I mention China now to raise the question whether history might yet repeat itself. At this moment of human progress (the year 2008), the old fault line between northwest and southeast has become an aggravated, suppurating wound. A historian can only shake his head at the spectacle of the European Community debating with anguish whether to allow the citizens of Istanbul to join their tribe, when the word "Europe" itself was born to describe the ground on which that city stands. Intelligent but ill-educated people the world over have discovered that the Shiite community of Islam, which we had learned with difficulty a generation ago to associate with the peoples today occupying the Persian highlands, not only pervades but even nourishes its roots in sacred shrines and cities of southern Mesopotamia, and politicians struggle to make sense of the way borders carved on the map at Versailles have blinded Europeans and their cousins to the true ethnic and religious geography of western Asia.

Complementary phenomena

Just at the moment, it is fashionable to express deep anxiety at two complementary phenomena: the globalization of western capitalist culture and the Islamization of western Europe. Some lament the former's invasion of traditional societies, including those of the east; many bemoan the growing demographic presence in the northwest of peoples owing their origins and much of their religion and culture to the southeast. Readers of this volume should recognize many of the rhetorical blunders of antiquity—mistaking Rome for civilization and the opponents of Rome for opponents of civilization, for example—still living and flourishing in our midst.

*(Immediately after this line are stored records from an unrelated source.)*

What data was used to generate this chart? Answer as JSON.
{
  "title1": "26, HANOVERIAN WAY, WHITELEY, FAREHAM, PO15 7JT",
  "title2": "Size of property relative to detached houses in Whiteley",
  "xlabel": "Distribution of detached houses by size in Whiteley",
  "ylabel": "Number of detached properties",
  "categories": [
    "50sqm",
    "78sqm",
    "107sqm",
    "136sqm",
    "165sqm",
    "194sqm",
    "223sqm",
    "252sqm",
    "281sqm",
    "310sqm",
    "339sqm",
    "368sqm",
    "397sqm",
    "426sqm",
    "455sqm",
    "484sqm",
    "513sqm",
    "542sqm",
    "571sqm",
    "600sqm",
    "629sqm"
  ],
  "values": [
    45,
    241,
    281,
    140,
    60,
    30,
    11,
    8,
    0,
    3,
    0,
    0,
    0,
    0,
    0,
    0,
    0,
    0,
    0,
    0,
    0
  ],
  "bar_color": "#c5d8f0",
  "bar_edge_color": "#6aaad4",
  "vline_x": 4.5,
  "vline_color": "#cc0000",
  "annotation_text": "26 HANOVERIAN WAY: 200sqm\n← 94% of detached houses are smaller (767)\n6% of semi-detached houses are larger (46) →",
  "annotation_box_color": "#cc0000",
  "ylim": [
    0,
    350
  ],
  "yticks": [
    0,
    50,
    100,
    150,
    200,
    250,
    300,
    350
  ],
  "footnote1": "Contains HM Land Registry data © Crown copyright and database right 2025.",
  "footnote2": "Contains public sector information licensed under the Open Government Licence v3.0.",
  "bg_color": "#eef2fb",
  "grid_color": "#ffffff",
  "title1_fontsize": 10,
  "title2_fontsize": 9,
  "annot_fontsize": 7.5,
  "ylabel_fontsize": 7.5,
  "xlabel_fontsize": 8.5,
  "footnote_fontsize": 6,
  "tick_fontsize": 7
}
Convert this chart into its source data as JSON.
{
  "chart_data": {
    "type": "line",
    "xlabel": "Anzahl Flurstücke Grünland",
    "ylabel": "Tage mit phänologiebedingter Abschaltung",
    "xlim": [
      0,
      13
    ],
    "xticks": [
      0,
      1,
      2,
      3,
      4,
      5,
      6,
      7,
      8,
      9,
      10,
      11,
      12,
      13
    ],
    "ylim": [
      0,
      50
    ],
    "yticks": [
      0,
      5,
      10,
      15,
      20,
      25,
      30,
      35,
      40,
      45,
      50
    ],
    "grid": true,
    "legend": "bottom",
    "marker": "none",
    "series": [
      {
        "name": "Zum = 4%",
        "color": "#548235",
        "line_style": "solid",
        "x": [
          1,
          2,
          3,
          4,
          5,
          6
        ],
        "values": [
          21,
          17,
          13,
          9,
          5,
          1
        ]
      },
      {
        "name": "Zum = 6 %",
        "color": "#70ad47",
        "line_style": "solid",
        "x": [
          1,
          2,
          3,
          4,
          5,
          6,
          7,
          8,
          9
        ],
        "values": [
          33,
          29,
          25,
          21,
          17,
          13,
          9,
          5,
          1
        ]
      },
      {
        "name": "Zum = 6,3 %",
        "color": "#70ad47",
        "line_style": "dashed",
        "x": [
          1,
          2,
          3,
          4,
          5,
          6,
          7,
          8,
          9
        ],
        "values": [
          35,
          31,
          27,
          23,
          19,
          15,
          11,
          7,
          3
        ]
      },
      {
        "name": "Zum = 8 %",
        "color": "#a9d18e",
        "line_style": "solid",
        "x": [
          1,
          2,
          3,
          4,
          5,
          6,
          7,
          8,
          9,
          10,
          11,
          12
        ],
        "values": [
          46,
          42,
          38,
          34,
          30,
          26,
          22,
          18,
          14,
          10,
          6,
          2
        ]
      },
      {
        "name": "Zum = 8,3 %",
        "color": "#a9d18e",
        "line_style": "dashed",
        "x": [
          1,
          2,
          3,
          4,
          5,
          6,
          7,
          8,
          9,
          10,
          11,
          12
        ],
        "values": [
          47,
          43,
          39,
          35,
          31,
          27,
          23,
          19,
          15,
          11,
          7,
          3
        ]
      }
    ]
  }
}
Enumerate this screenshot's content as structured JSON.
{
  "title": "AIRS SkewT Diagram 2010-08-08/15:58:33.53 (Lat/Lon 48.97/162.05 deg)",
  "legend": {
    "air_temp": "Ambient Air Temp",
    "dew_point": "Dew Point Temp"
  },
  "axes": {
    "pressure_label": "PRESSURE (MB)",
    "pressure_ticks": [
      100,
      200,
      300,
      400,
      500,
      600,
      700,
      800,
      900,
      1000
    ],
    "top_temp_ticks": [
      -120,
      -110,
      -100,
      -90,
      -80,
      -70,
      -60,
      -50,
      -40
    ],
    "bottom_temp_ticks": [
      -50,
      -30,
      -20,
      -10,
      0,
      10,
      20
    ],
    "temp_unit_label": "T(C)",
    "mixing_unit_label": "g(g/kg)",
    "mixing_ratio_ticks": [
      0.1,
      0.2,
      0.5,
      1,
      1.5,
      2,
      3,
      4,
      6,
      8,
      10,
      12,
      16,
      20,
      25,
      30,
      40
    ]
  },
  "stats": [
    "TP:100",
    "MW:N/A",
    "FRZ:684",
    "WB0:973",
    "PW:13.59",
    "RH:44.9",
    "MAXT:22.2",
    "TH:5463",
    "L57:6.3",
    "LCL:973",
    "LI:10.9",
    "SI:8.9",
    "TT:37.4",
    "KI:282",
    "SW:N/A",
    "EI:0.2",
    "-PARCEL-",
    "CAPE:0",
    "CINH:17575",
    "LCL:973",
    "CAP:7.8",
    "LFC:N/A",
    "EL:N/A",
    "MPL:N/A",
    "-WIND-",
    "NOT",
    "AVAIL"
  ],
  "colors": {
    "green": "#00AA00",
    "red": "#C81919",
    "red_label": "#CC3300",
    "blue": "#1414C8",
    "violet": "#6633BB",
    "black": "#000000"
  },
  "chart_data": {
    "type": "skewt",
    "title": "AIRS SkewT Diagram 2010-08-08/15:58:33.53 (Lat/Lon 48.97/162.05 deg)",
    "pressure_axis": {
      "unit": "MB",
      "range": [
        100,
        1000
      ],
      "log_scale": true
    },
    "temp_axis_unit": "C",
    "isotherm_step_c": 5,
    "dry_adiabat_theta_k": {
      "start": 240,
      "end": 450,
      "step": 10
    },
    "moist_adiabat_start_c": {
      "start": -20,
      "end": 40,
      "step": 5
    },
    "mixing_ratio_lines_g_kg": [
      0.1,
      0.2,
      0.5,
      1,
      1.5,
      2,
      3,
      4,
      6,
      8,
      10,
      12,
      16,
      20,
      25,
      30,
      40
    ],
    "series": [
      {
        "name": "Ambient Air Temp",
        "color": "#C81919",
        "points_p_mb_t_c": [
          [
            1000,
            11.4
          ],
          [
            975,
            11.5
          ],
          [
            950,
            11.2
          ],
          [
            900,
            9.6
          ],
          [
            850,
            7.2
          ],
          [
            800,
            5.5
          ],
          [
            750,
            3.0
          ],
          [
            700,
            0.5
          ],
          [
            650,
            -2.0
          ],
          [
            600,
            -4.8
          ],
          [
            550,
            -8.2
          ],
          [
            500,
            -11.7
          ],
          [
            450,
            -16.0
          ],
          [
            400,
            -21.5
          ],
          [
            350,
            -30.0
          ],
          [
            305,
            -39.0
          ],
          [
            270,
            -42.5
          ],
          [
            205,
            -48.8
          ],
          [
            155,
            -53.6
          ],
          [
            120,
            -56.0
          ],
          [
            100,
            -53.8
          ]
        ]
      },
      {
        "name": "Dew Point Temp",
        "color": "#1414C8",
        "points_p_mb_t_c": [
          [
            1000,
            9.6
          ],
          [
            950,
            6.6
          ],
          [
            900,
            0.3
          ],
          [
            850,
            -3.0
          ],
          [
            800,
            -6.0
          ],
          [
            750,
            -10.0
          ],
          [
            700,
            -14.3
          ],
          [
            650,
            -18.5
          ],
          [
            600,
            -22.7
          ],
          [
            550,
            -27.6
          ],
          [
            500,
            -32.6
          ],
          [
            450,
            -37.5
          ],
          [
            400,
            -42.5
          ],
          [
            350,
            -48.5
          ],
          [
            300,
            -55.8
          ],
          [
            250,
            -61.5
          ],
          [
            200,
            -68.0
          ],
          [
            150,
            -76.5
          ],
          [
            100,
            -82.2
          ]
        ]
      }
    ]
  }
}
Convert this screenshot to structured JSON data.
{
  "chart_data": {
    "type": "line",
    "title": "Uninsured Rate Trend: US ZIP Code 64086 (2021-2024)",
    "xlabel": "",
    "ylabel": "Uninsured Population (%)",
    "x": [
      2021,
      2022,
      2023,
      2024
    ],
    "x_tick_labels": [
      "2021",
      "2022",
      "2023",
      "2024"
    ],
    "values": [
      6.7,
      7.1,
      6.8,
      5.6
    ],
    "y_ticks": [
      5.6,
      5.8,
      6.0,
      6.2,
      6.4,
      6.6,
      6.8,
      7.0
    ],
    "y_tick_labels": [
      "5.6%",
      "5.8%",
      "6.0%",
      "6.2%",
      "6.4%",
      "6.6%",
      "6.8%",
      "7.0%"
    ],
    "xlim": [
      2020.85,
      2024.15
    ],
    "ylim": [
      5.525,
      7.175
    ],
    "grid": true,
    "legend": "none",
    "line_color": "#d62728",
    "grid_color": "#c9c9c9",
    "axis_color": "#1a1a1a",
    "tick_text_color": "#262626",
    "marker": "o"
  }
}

The opportunity that slipped away in the aftermath of Mehmed's conquest, driven off when European seaborne activity expanded, has returned. Humankind might yet be able to find a way to build commonality of culture and purpose to link the peoples of Europe, western Asia, and south Asia—to achieve, in other words, Alexander's dream. Such a confrontation and eventual coming together would be painful and difficult to imagine, and neither devout Muslims nor devout Europeans at this moment will accept any future we could now envision—but the importance of finding one is undeniable.

Two risks present themselves. The peoples whose stories are not part of the Eurasian narrative—those of Africa and of east Asia—can distract us once again. Africa offers the lesser risk, but a real one; poverty and disease will find for themselves literal and figurative weapons with which to claim the attention of the world's wealthy and healthy, and to exact redress of grievances. Nothing says that the rich nations yet have it in themselves to respond to such a challenge.